The boy put the items on the counter.

“It was *you,*” Lois stated coldly.

“What?” asked the boy, taken aback.

“The pipe bombs under all of those cars.”

The young man’s jaw dropped. He tried to say something, but the words didn’t come.

Clark piped in. “Someone could have been killed. You’re lucky Superman was around, or you might be tried for murder.”

Clark was quick to grasp the teen’s hands behind his back. The boy didn’t struggle. “I’m Clark Kent from the Daily Planet, and this is Lois Lane.”

Lois was already dialing the Metropolis police.

“I... I only built them. I didn’t mean for them to get used. It was a kind of science experiment. Then I... sort of... *sold* a bunch to some friends,” the boy stated sadly.

“I hope you know the names of those ‘friends.’ You’ll be turning their names over to the police,” Clark stated firmly.

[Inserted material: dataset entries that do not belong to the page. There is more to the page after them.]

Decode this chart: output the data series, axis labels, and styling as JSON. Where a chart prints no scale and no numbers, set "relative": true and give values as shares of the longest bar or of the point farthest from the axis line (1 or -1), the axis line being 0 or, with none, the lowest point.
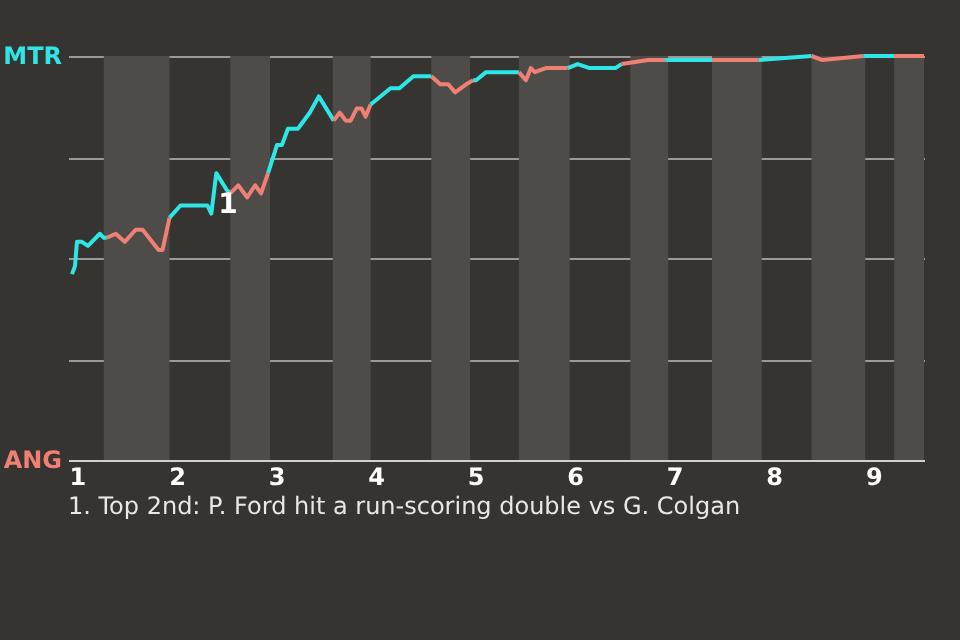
{
  "chart_data": {
    "type": "line",
    "series": [
      {
        "color": "#2ee6e6",
        "x": [
          0.95,
          0.98,
          1,
          1.05,
          1.11,
          1.23,
          1.27,
          1.3
        ],
        "values": [
          0.46,
          0.48,
          0.54,
          0.54,
          0.53,
          0.56,
          0.55,
          0.55
        ]
      },
      {
        "color": "#f07f74",
        "x": [
          1.3,
          1.39,
          1.48,
          1.59,
          1.66,
          1.82,
          1.86,
          1.93
        ],
        "values": [
          0.55,
          0.56,
          0.54,
          0.57,
          0.57,
          0.52,
          0.52,
          0.6
        ]
      },
      {
        "color": "#2ee6e6",
        "x": [
          1.93,
          2.04,
          2.31,
          2.35,
          2.4,
          2.5,
          2.54
        ],
        "values": [
          0.6,
          0.63,
          0.63,
          0.61,
          0.71,
          0.67,
          0.66
        ]
      },
      {
        "color": "#f07f74",
        "x": [
          2.54,
          2.62,
          2.71,
          2.79,
          2.85,
          2.92
        ],
        "values": [
          0.66,
          0.68,
          0.65,
          0.68,
          0.66,
          0.71
        ]
      },
      {
        "color": "#2ee6e6",
        "x": [
          2.92,
          3.01,
          3.06,
          3.12,
          3.22,
          3.34,
          3.43,
          3.58
        ],
        "values": [
          0.71,
          0.78,
          0.78,
          0.82,
          0.82,
          0.86,
          0.9,
          0.84
        ]
      },
      {
        "color": "#f07f74",
        "x": [
          3.58,
          3.64,
          3.7,
          3.75,
          3.81,
          3.86,
          3.9,
          3.95
        ],
        "values": [
          0.84,
          0.86,
          0.84,
          0.84,
          0.87,
          0.87,
          0.85,
          0.88
        ]
      },
      {
        "color": "#2ee6e6",
        "x": [
          3.95,
          4,
          4.15,
          4.24,
          4.38,
          4.56
        ],
        "values": [
          0.88,
          0.89,
          0.92,
          0.92,
          0.95,
          0.95
        ]
      },
      {
        "color": "#f07f74",
        "x": [
          4.56,
          4.65,
          4.73,
          4.8,
          4.91,
          4.98
        ],
        "values": [
          0.95,
          0.93,
          0.93,
          0.91,
          0.93,
          0.94
        ]
      },
      {
        "color": "#2ee6e6",
        "x": [
          4.98,
          5.01,
          5.11,
          5.33,
          5.37,
          5.44
        ],
        "values": [
          0.94,
          0.94,
          0.96,
          0.96,
          0.96,
          0.96
        ]
      },
      {
        "color": "#f07f74",
        "x": [
          5.44,
          5.51,
          5.56,
          5.6,
          5.71,
          5.93
        ],
        "values": [
          0.96,
          0.94,
          0.97,
          0.96,
          0.97,
          0.97
        ]
      },
      {
        "color": "#2ee6e6",
        "x": [
          5.93,
          6.03,
          6.15,
          6.41,
          6.47
        ],
        "values": [
          0.97,
          0.98,
          0.97,
          0.97,
          0.98
        ]
      },
      {
        "color": "#f07f74",
        "x": [
          6.47,
          6.74,
          6.91
        ],
        "values": [
          0.98,
          0.99,
          0.99
        ]
      },
      {
        "color": "#2ee6e6",
        "x": [
          6.91,
          7.38
        ],
        "values": [
          0.99,
          0.99
        ]
      },
      {
        "color": "#f07f74",
        "x": [
          7.38,
          7.56,
          7.68,
          7.85
        ],
        "values": [
          0.99,
          0.99,
          0.99,
          0.99
        ]
      },
      {
        "color": "#2ee6e6",
        "x": [
          7.85,
          8.38
        ],
        "values": [
          0.99,
          1
        ]
      },
      {
        "color": "#f07f74",
        "x": [
          8.38,
          8.49,
          8.9
        ],
        "values": [
          1,
          0.99,
          1
        ]
      },
      {
        "color": "#2ee6e6",
        "x": [
          8.9,
          9.21
        ],
        "values": [
          1,
          1
        ]
      },
      {
        "color": "#f07f74",
        "x": [
          9.21,
          9.51
        ],
        "values": [
          1,
          1
        ]
      }
    ],
    "xlim": [
      0.91,
      9.51
    ],
    "xticks": [
      1,
      2,
      3,
      4,
      5,
      6,
      7,
      8,
      9
    ],
    "relative": true,
    "grid": "y",
    "bands": [
      {
        "axis": "x",
        "from": 1.27,
        "to": 1.93,
        "color": "#4e4c49"
      },
      {
        "axis": "x",
        "from": 2.54,
        "to": 2.94,
        "color": "#4e4c49"
      },
      {
        "axis": "x",
        "from": 3.57,
        "to": 3.95,
        "color": "#4e4c49"
      },
      {
        "axis": "x",
        "from": 4.56,
        "to": 4.95,
        "color": "#4e4c49"
      },
      {
        "axis": "x",
        "from": 5.44,
        "to": 5.95,
        "color": "#4e4c49"
      },
      {
        "axis": "x",
        "from": 6.56,
        "to": 6.94,
        "color": "#4e4c49"
      },
      {
        "axis": "x",
        "from": 7.38,
        "to": 7.88,
        "color": "#4e4c49"
      },
      {
        "axis": "x",
        "from": 8.38,
        "to": 8.92,
        "color": "#4e4c49"
      },
      {
        "axis": "x",
        "from": 9.21,
        "to": 9.51,
        "color": "#4e4c49"
      }
    ],
    "annotations": [
      {
        "text": "1",
        "x": 2.42,
        "y": 0.63
      },
      "MTR",
      "ANG",
      "1. Top 2nd: P. Ford hit a run-scoring double vs G. Colgan"
    ]
  }
}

Sirens were already resounding outside the store. The police entered and Clark turned the scared teenager over to them. Somehow, Clark thought that this boy had already learned his lesson.

Meanwhile, Allison was dumbfounded. “Are you *really* Lois Lane?!”

Lois smiled and nodded.

“No way! This is *so* cool!”

_____

“Well, I guess that was a successful mission after all,” Clark mused, as they walked out toward the parking lot.

“Definitely. You did a pretty good job... for a stockboy,” Lois teased, jabbing him in the side.

“You’re not so bad yourself, Lo.” Clark grinned. “Can I ask you a question?”

“Shoot.”

“How come we only get to kiss like that when we’re undercover?” he asked bashfully.

Lois flushed. “I don’t know, Clark... but I almost forgot something. I am *totally* supposed to ask you out. ‘Cause we’d *seriously* be the cutest couple. Wink-wink, nudge-nudge.”

Clark was surprised. Was this a joke? “Is this a *date,* Lois?” he stammered.

She offered Clark a quick kiss on the cheek before slipping into her car. “Pick me up at seven. And don’t even *think* about making me wait.”

THE END!


"He's a man. I'm a woman. Do you want me to draw you a diagram?" -Lois Lane, I've Got a Crush on You.